MUSKELN, FASZIEN UND SEHNEN

Rund 650 Muskeln sind für die Stabilisierung und Bewegung unseres Körpers zuständig. Sie machen bis zu 44 % unserer Körpermasse aus. Bei 70 Kilogramm sind das ganze 30 Kilogramm. Wir leben heute auf eine Weise, bei der man davon ausgehen kann, dass bis zum 80. Geburtstag 40 % unserer Muskelmasse verloren gegangen sein werden – das sind bis zu 12 Kilogramm.

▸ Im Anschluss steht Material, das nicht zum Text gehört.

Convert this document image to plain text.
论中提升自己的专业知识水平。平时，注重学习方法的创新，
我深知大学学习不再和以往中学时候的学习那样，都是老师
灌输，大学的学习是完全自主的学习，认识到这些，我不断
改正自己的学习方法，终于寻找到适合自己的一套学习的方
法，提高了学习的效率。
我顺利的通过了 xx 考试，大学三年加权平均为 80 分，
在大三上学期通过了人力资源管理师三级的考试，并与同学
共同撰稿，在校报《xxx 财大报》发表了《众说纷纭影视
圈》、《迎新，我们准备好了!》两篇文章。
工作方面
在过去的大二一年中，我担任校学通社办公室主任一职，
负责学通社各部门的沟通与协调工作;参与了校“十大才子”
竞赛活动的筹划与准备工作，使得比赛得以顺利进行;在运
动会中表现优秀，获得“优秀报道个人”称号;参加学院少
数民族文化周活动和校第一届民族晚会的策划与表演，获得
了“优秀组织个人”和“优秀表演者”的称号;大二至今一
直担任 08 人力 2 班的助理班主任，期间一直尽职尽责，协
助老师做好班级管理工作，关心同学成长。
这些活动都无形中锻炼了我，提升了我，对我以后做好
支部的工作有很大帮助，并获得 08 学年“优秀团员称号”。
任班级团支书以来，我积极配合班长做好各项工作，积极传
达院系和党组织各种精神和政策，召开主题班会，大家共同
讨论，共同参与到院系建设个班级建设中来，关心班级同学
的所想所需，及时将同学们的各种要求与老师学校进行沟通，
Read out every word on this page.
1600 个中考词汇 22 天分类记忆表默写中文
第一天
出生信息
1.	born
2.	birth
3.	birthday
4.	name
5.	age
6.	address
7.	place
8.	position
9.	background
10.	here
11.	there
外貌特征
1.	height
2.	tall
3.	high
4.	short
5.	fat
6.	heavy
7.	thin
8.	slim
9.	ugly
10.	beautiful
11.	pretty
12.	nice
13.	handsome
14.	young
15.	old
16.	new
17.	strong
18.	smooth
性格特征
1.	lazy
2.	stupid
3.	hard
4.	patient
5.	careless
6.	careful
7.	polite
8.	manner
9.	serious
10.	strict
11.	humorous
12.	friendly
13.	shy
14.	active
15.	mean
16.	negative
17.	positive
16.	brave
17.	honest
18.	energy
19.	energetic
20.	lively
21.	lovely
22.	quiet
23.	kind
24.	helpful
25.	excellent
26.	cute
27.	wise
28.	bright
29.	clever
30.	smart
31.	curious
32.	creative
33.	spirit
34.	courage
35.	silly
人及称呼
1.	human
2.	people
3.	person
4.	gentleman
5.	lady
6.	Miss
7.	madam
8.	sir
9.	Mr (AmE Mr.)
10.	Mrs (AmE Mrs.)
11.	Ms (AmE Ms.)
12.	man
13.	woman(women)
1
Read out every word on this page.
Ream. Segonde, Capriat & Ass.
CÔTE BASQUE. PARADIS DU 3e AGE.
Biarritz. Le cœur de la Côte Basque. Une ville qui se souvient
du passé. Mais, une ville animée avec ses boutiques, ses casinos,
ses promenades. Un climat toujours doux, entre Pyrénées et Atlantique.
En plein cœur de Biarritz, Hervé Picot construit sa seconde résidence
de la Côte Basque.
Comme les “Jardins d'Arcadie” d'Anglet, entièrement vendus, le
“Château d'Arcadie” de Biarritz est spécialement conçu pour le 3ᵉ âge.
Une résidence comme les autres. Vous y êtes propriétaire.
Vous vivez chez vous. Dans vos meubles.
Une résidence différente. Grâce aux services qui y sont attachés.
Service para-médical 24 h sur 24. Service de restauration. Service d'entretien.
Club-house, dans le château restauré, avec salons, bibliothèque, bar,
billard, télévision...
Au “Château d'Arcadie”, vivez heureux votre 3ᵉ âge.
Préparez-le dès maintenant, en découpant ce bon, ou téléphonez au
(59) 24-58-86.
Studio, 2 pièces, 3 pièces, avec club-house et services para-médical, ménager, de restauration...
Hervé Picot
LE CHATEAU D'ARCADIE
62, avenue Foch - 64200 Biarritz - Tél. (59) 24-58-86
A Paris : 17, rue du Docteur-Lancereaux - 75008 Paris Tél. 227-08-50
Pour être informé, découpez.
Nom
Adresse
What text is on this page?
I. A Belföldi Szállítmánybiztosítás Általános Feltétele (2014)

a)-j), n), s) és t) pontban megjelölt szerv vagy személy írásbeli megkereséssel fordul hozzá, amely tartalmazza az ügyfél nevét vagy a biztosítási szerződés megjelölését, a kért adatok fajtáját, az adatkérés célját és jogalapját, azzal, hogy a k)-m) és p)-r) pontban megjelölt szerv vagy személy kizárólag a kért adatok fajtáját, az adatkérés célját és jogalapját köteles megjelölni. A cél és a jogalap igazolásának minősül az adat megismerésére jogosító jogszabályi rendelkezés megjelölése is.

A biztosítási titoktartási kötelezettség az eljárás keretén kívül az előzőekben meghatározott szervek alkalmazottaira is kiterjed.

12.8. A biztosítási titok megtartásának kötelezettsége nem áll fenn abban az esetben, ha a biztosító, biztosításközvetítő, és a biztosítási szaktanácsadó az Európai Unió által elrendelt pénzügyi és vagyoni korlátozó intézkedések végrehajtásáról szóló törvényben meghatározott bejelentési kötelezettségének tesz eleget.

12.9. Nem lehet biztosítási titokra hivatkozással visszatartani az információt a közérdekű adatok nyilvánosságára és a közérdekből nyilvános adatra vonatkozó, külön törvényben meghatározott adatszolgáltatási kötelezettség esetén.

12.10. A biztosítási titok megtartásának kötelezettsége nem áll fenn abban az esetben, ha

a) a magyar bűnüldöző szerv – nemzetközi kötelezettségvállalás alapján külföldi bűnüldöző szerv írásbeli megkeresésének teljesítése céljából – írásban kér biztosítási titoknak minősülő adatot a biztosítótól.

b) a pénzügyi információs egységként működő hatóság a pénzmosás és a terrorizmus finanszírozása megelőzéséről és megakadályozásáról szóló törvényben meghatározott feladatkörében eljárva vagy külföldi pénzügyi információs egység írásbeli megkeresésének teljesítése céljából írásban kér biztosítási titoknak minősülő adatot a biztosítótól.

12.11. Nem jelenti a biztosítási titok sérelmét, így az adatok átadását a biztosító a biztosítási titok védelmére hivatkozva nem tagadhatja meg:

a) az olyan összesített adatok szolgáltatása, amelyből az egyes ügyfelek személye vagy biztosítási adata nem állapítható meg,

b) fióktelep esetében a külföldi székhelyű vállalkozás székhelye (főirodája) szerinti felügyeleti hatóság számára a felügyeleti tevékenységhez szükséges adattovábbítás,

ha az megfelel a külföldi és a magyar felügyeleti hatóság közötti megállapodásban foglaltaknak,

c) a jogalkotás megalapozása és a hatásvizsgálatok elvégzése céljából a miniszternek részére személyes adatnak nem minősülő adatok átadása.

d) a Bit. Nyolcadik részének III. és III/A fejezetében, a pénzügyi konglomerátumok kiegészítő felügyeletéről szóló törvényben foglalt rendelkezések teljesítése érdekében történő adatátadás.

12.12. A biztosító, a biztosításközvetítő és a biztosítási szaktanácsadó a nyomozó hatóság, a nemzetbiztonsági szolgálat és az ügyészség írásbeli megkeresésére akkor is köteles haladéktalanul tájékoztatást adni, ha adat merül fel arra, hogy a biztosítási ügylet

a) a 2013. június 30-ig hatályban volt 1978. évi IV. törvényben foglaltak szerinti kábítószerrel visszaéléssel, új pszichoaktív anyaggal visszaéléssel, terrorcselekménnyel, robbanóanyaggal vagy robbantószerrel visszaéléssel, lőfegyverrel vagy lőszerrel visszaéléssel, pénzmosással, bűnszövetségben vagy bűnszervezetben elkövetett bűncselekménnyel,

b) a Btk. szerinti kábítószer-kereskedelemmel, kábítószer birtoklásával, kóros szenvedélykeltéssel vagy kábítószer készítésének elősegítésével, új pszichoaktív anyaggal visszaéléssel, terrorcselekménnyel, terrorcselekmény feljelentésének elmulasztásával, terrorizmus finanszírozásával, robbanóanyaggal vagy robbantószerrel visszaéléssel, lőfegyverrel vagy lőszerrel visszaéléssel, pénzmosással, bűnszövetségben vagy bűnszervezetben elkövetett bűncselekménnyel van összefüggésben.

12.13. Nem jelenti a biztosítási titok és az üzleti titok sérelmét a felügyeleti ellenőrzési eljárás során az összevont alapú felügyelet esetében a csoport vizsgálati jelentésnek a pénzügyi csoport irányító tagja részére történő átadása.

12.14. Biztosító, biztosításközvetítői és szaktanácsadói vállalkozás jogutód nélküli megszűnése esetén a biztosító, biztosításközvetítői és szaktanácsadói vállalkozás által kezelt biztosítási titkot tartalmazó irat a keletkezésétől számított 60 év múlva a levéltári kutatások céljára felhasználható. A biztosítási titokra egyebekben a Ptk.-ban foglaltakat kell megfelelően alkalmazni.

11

Jeder Skelettmuskel besteht aus zahlreichen Muskelfaserbündeln. Die Muskelfasern selbst enthalten die eigentlichen Motoren der Muskulatur, die Sarkomere. Unter hohem Energieverbrauch gleiten die Aktin- und Myosinfilamente5 ineinander. Sie können sich die Kontraktion der kleinsten Einheit einer Muskelfaser folgendermaßen vorstellen: Halten Sie Ihre Zeigefinger mit den Kuppen aneinander. Wenn Sie dann die beiden Fingerendglieder beugen, greifen diese ineinander, und es kommt zu einer »Verkürzung«. Die Finger bzw. Hände nähern sich – das entspricht einer Muskelkontraktion. Die Kontaktaufnahme der Aktion- und Myosinfilamente wird als Querbrückenbildung bezeichnet. Dabei wird reichlich Energie verbraucht und, als Abfallprodukt der Muskelarbeit, Wärme gebildet. Hört der Nerv auf zu »feuern«, lassen elastische Kräfte das System in die Ausgangsstellung zurückgleiten (Entspannung).